This book is a text for an upper-division general geometry course offered by many universities. It builds on knowledge gained in school and lower division university courses, to introduce advanced geometry, emphasizing transformations and symmetry groups in two and three dimensions.
These theories underly many fields of advanced mathematics, and are essential for application in science, engineering, and graphics.
The book analyzes the content of the lower-level courses from an advanced standpoint, to lend prospective and in-service teachers' insight into the structure of their subject as well as excitement about its beautiful methods and where they lead.
Mathematical preparation for this course should include vector and matrix algebra and the solution of square and non-square linear systems.
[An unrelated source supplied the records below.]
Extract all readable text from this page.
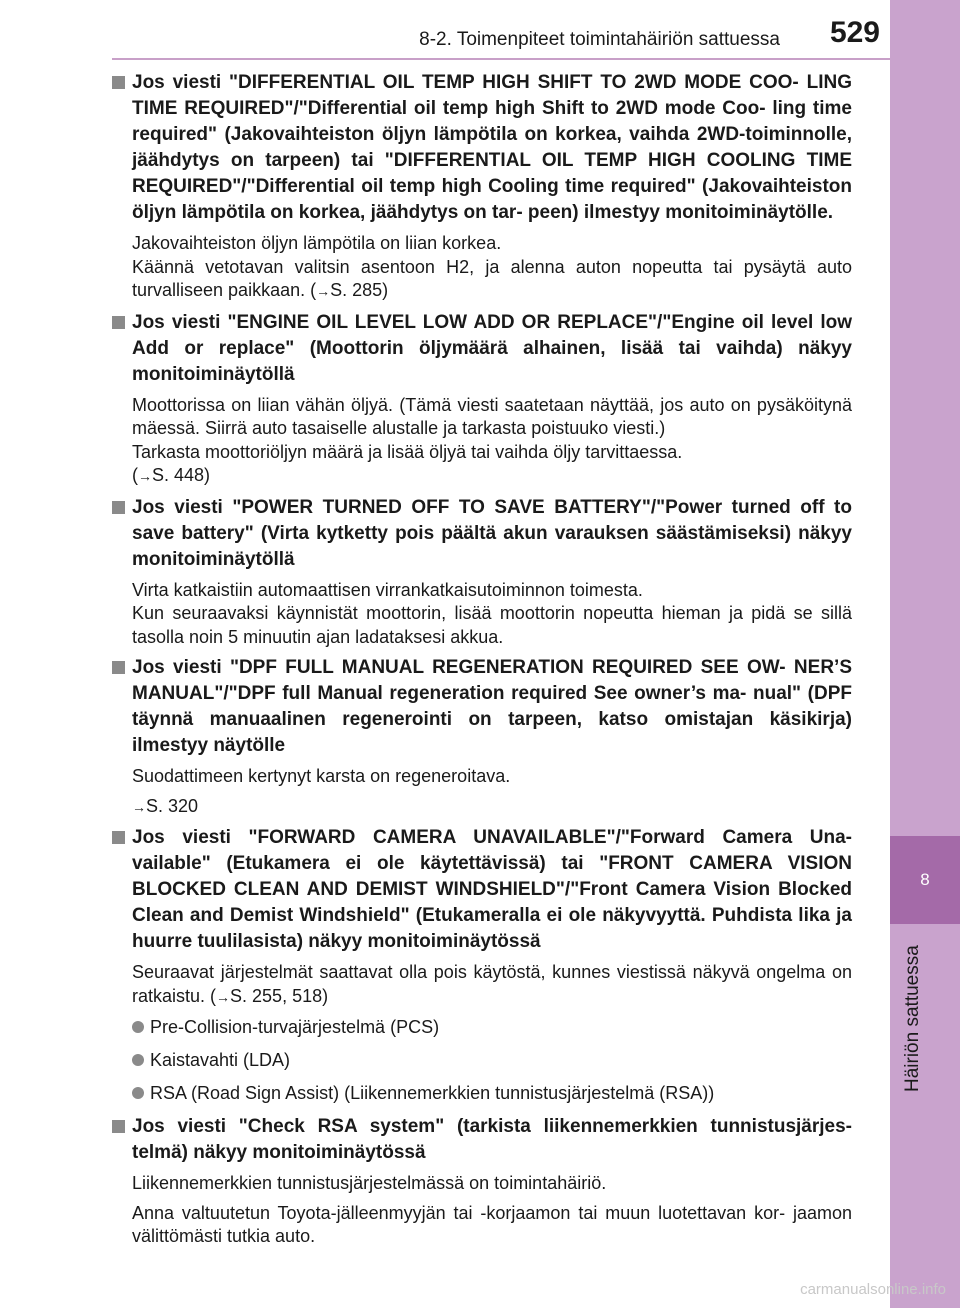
8-2. Toimenpiteet toimintahäiriön sattuessa 529
8
Häiriön sattuessa
Jos viesti "DIFFERENTIAL OIL TEMP HIGH SHIFT TO 2WD MODE COO- LING TIME REQUIRED"/"Differential oil temp high Shift to 2WD mode Coo- ling time required" (Jakovaihteiston öljyn lämpötila on korkea, vaihda 2WD-toiminnolle, jäähdytys on tarpeen) tai "DIFFERENTIAL OIL TEMP HIGH COOLING TIME REQUIRED"/"Differential oil temp high Cooling time required" (Jakovaihteiston öljyn lämpötila on korkea, jäähdytys on tar- peen) ilmestyy monitoiminäytölle.
Jakovaihteiston öljyn lämpötila on liian korkea.
Käännä vetotavan valitsin asentoon H2, ja alenna auton nopeutta tai pysäytä auto turvalliseen paikkaan. (→S. 285)
Jos viesti "ENGINE OIL LEVEL LOW ADD OR REPLACE"/"Engine oil level low Add or replace" (Moottorin öljymäärä alhainen, lisää tai vaihda) näkyy monitoiminäytöllä
Moottorissa on liian vähän öljyä. (Tämä viesti saatetaan näyttää, jos auto on pysäköitynä mäessä. Siirrä auto tasaiselle alustalle ja tarkasta poistuuko viesti.)
Tarkasta moottoriöljyn määrä ja lisää öljyä tai vaihda öljy tarvittaessa.
(→S. 448)
Jos viesti "POWER TURNED OFF TO SAVE BATTERY"/"Power turned off to save battery" (Virta kytketty pois päältä akun varauksen säästämiseksi) näkyy monitoiminäytöllä
Virta katkaistiin automaattisen virrankatkaisutoiminnon toimesta.
Kun seuraavaksi käynnistät moottorin, lisää moottorin nopeutta hieman ja pidä se sillä tasolla noin 5 minuutin ajan ladataksesi akkua.
Jos viesti "DPF FULL MANUAL REGENERATION REQUIRED SEE OW- NER’S MANUAL"/"DPF full Manual regeneration required See owner’s ma- nual" (DPF täynnä manuaalinen regenerointi on tarpeen, katso omistajan käsikirja) ilmestyy näytölle
Suodattimeen kertynyt karsta on regeneroitava.
→S. 320
Jos viesti "FORWARD CAMERA UNAVAILABLE"/"Forward Camera Una- vailable" (Etukamera ei ole käytettävissä) tai "FRONT CAMERA VISION BLOCKED CLEAN AND DEMIST WINDSHIELD"/"Front Camera Vision Blocked Clean and Demist Windshield" (Etukameralla ei ole näkyvyyttä. Puhdista lika ja huurre tuulilasista) näkyy monitoiminäytössä
Seuraavat järjestelmät saattavat olla pois käytöstä, kunnes viestissä näkyvä ongelma on ratkaistu. (→S. 255, 518)
Pre-Collision-turvajärjestelmä (PCS)
Kaistavahti (LDA)
RSA (Road Sign Assist) (Liikennemerkkien tunnistusjärjestelmä (RSA))
Jos viesti "Check RSA system" (tarkista liikennemerkkien tunnistusjärjes- telmä) näkyy monitoiminäytössä
Liikennemerkkien tunnistusjärjestelmässä on toimintahäiriö.
Anna valtuutetun Toyota-jälleenmyyjän tai -korjaamon tai muun luotettavan kor- jaamon välittömästi tutkia auto.
carmanualsonline.info
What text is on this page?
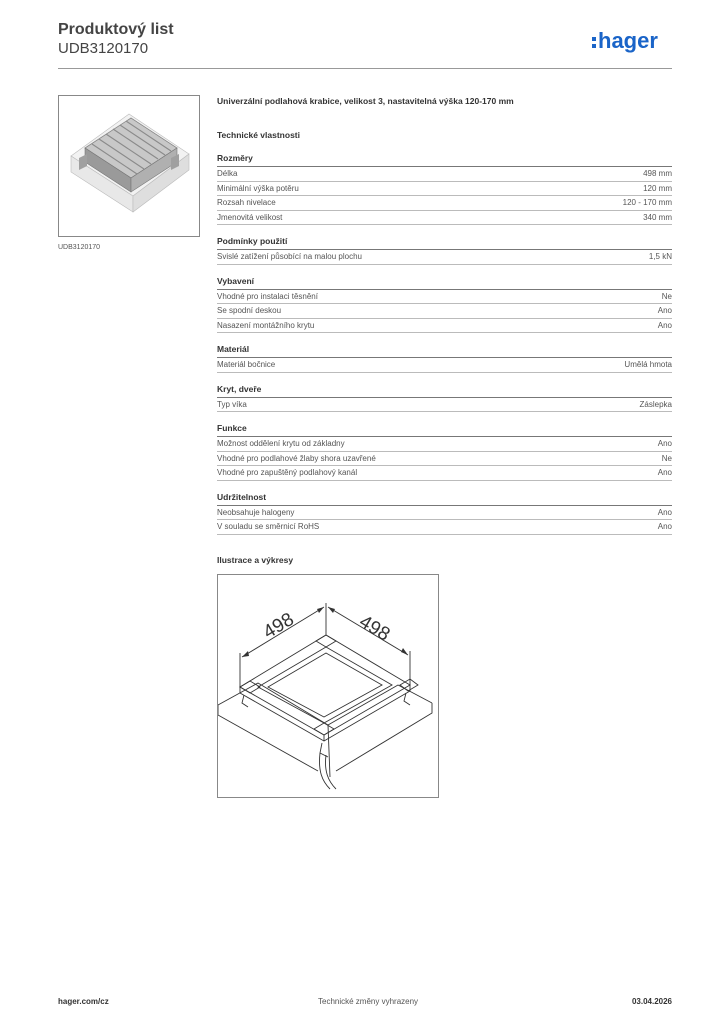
Produktový list
UDB3120170	hager
UDB3120170
Univerzální podlahová krabice, velikost 3, nastavitelná výška 120-170 mm
Technické vlastnosti
Rozměry
Délka	498 mm
Minimální výška potěru	120 mm
Rozsah nivelace	120 - 170 mm
Jmenovitá velikost	340 mm
Podmínky použití
Svislé zatížení působící na malou plochu	1,5 kN
Vybavení
Vhodné pro instalaci těsnění	Ne
Se spodní deskou	Ano
Nasazení montážního krytu	Ano
Materiál
Materiál bočnice	Umělá hmota
Kryt, dveře
Typ víka	Záslepka
Funkce
Možnost oddělení krytu od základny	Ano
Vhodné pro podlahové žlaby shora uzavřené	Ne
Vhodné pro zapuštěný podlahový kanál	Ano
Udržitelnost
Neobsahuje halogeny	Ano
V souladu se směrnicí RoHS	Ano
Ilustrace a výkresy
498	498
hager.com/cz	Technické změny vyhrazeny	03.04.2026
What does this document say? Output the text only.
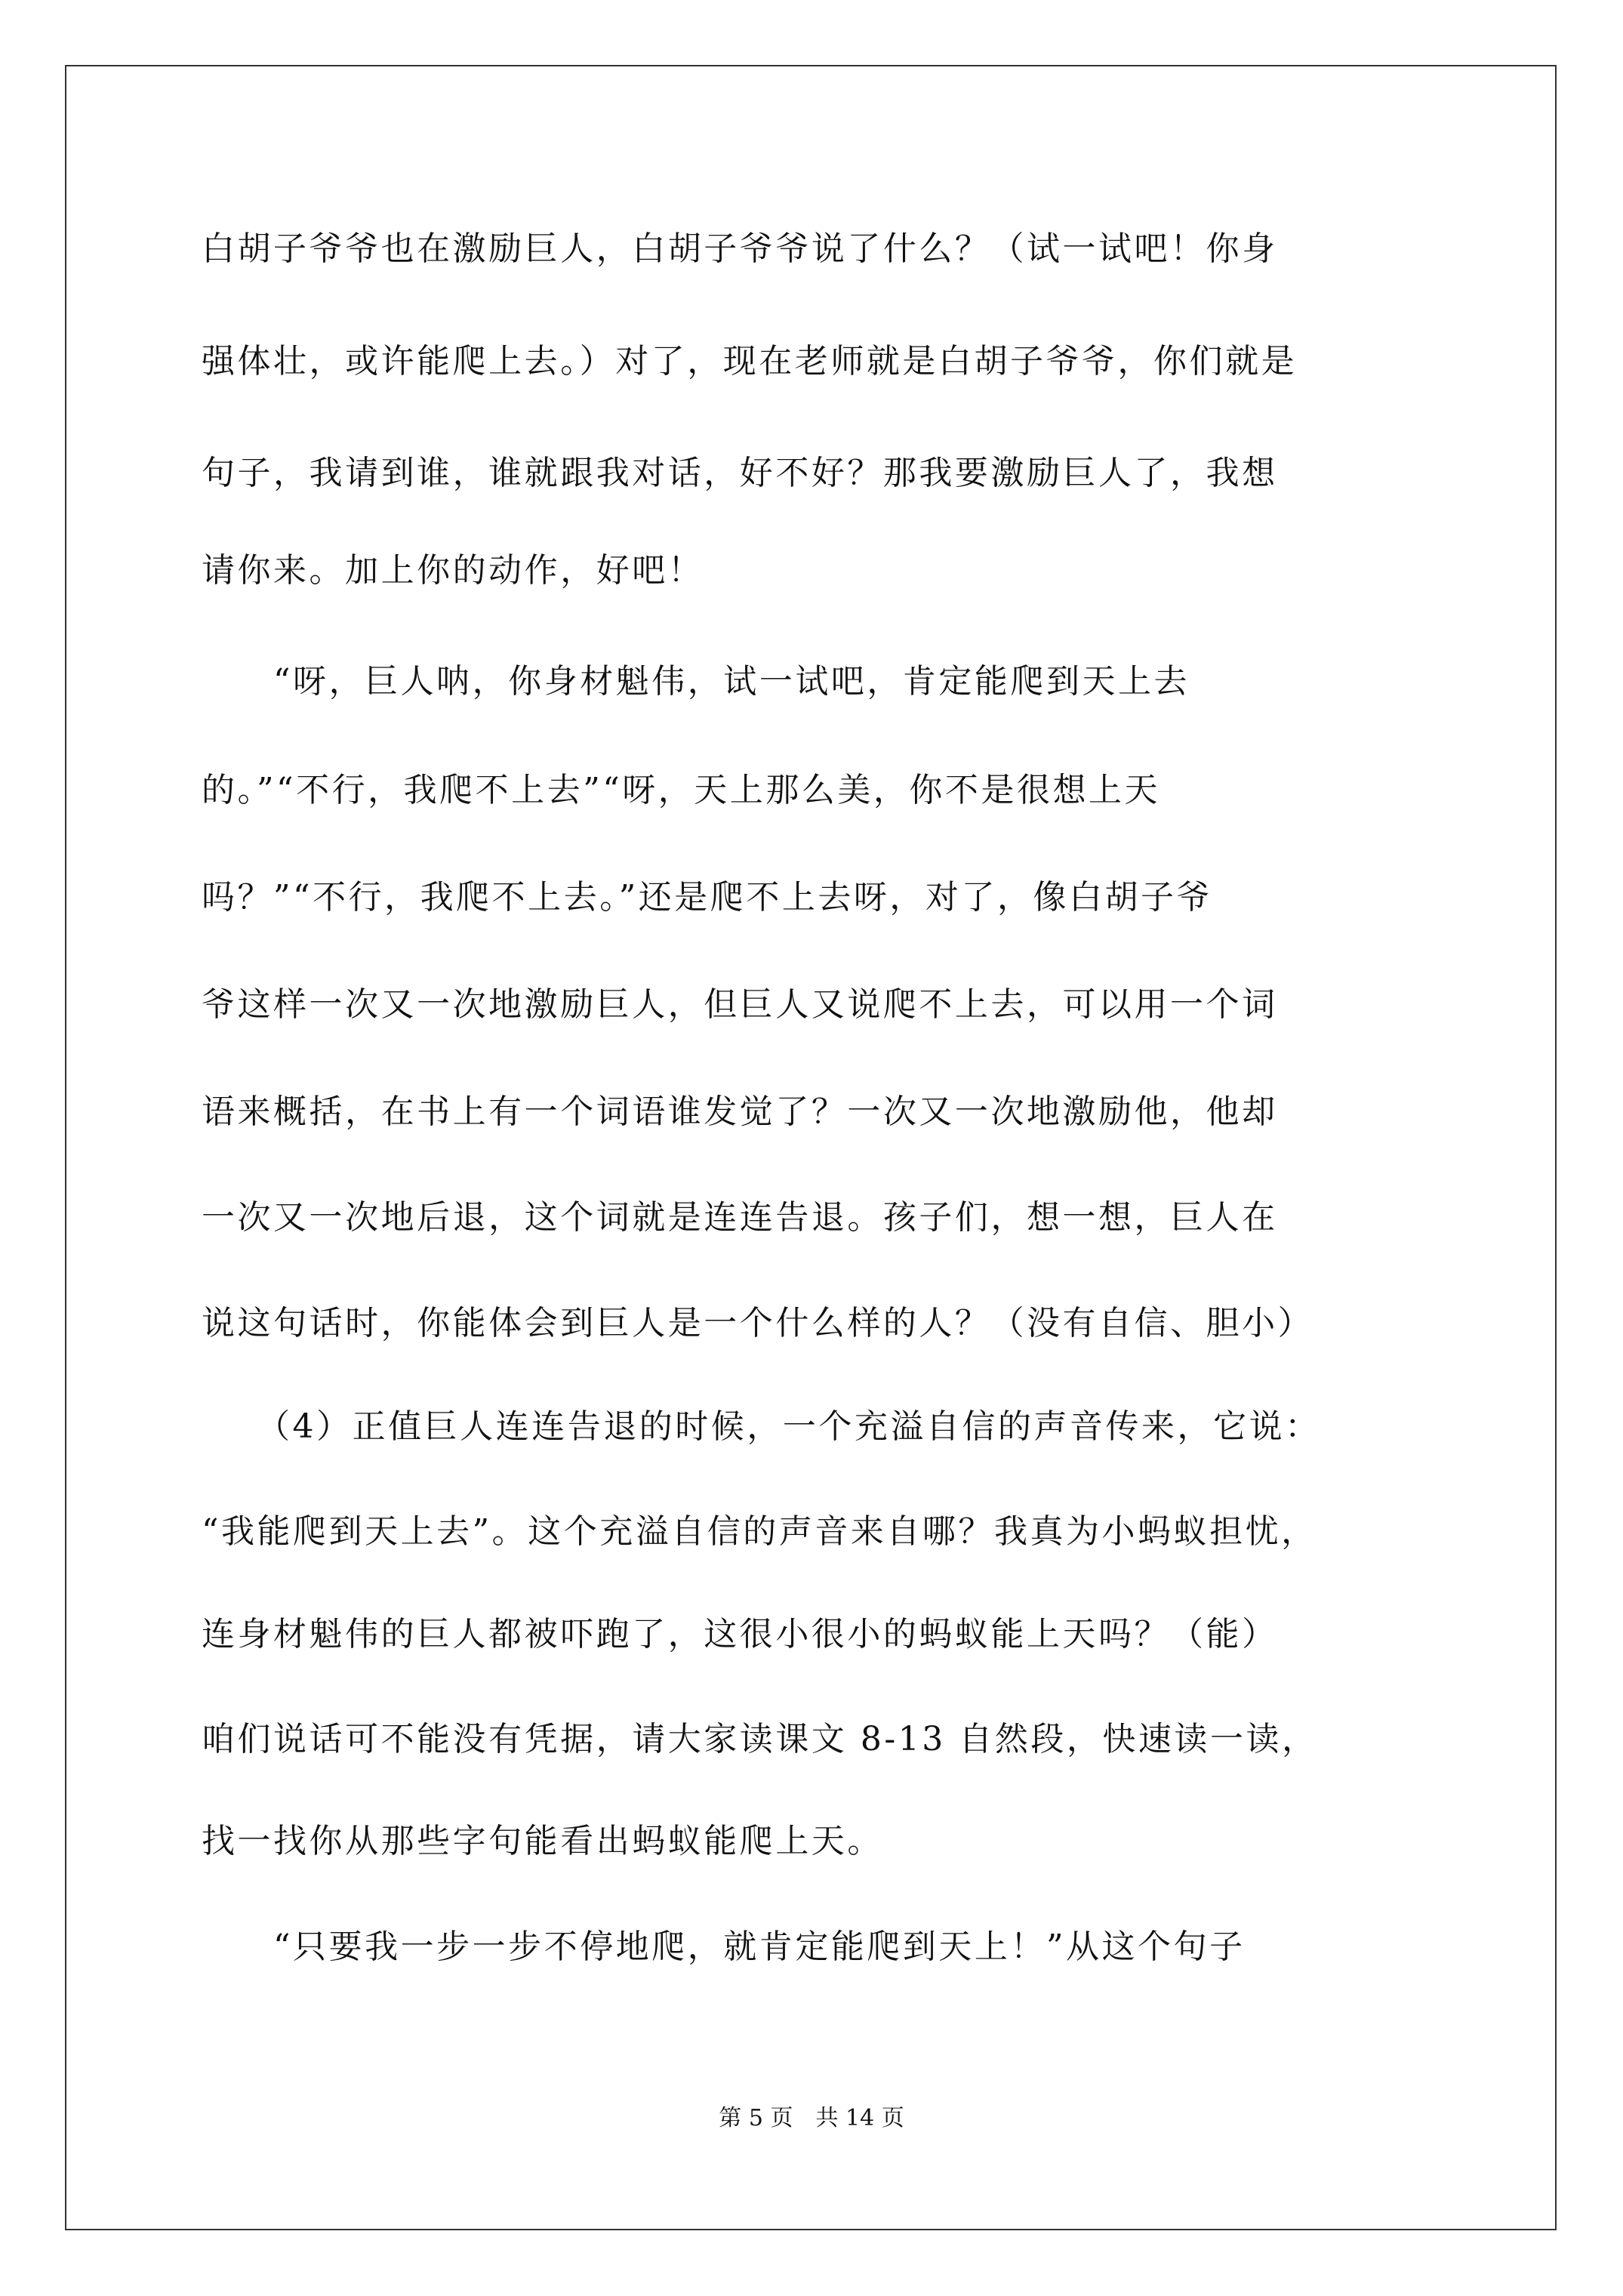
白胡子爷爷也在激励巨人，白胡子爷爷说了什么？（试一试吧！你身
强体壮，或许能爬上去。）对了，现在老师就是白胡子爷爷，你们就是
句子，我请到谁，谁就跟我对话，好不好？那我要激励巨人了，我想
请你来。加上你的动作，好吧！
　　“呀，巨人呐，你身材魁伟，试一试吧，肯定能爬到天上去
的。”“不行，我爬不上去”“呀，天上那么美，你不是很想上天
吗？”“不行，我爬不上去。”还是爬不上去呀，对了，像白胡子爷
爷这样一次又一次地激励巨人，但巨人又说爬不上去，可以用一个词
语来概括，在书上有一个词语谁发觉了？一次又一次地激励他，他却
一次又一次地后退，这个词就是连连告退。孩子们，想一想，巨人在
说这句话时，你能体会到巨人是一个什么样的人？（没有自信、胆小）
　　（4）正值巨人连连告退的时候，一个充溢自信的声音传来，它说：
“我能爬到天上去”。这个充溢自信的声音来自哪？我真为小蚂蚁担忧，
连身材魁伟的巨人都被吓跑了，这很小很小的蚂蚁能上天吗？（能）
咱们说话可不能没有凭据，请大家读课文 8-13 自然段，快速读一读，
找一找你从那些字句能看出蚂蚁能爬上天。
　　“只要我一步一步不停地爬，就肯定能爬到天上！”从这个句子
第 5 页　共 14 页
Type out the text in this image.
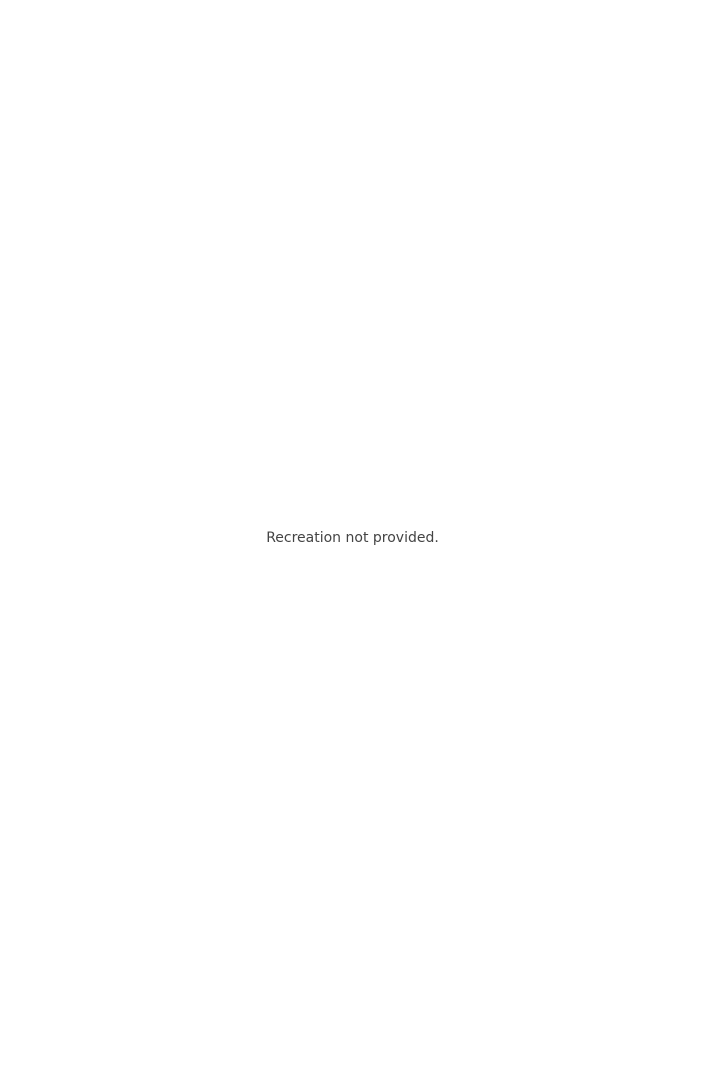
Recreation not provided.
Appendix C provides a streamlined summary of that material, with most of the nonobvious proofs.
The book often uses simple concepts related to equivalence relations, described briefly in appendix A. Concepts related to transformations, their compositions and inverses, and transformation groups are developed in detail in section 6.1, but this book applies them only to isometries and similarities.
The least upper bound principle is discussed in Appendix and applied once in section 3.14, which is about π. This should probably not be a student's first upper-division course with an algebraic flavor. All topics mentioned in the previous paragraph are indeed covered here, but if this is the first exposure to too many of them, there won't be enough time nor energy for geometry.
Chapter 4 consists entirely of nonroutine exercises related to chapter 3, on elementary Euclidean geometry. These are not the sort that you'd find in a school text. Their goal is to show what you can do with school mathematics beyond what's covered there routinely.
You'll also find large exercise sets in the other chapters, to enrich and extend the theory presented in the text and provide experience with the related computations. It's intended those results stated in some exercises be used in solving later ones.
Often one aim of an exercise is to make students ask questions. They may need help to determine just what the problem is, what constitutes a solution, and where to look for a strategy. Instructors should welcome questions; that's what we're here for.
The author generally prefers to see several attempts at most exercises, each one more detailed or progressing farther than its predecessor.
In the end students will have portfolios of correct solutions, an accomplishment they can build on later in applying the techniques of this book.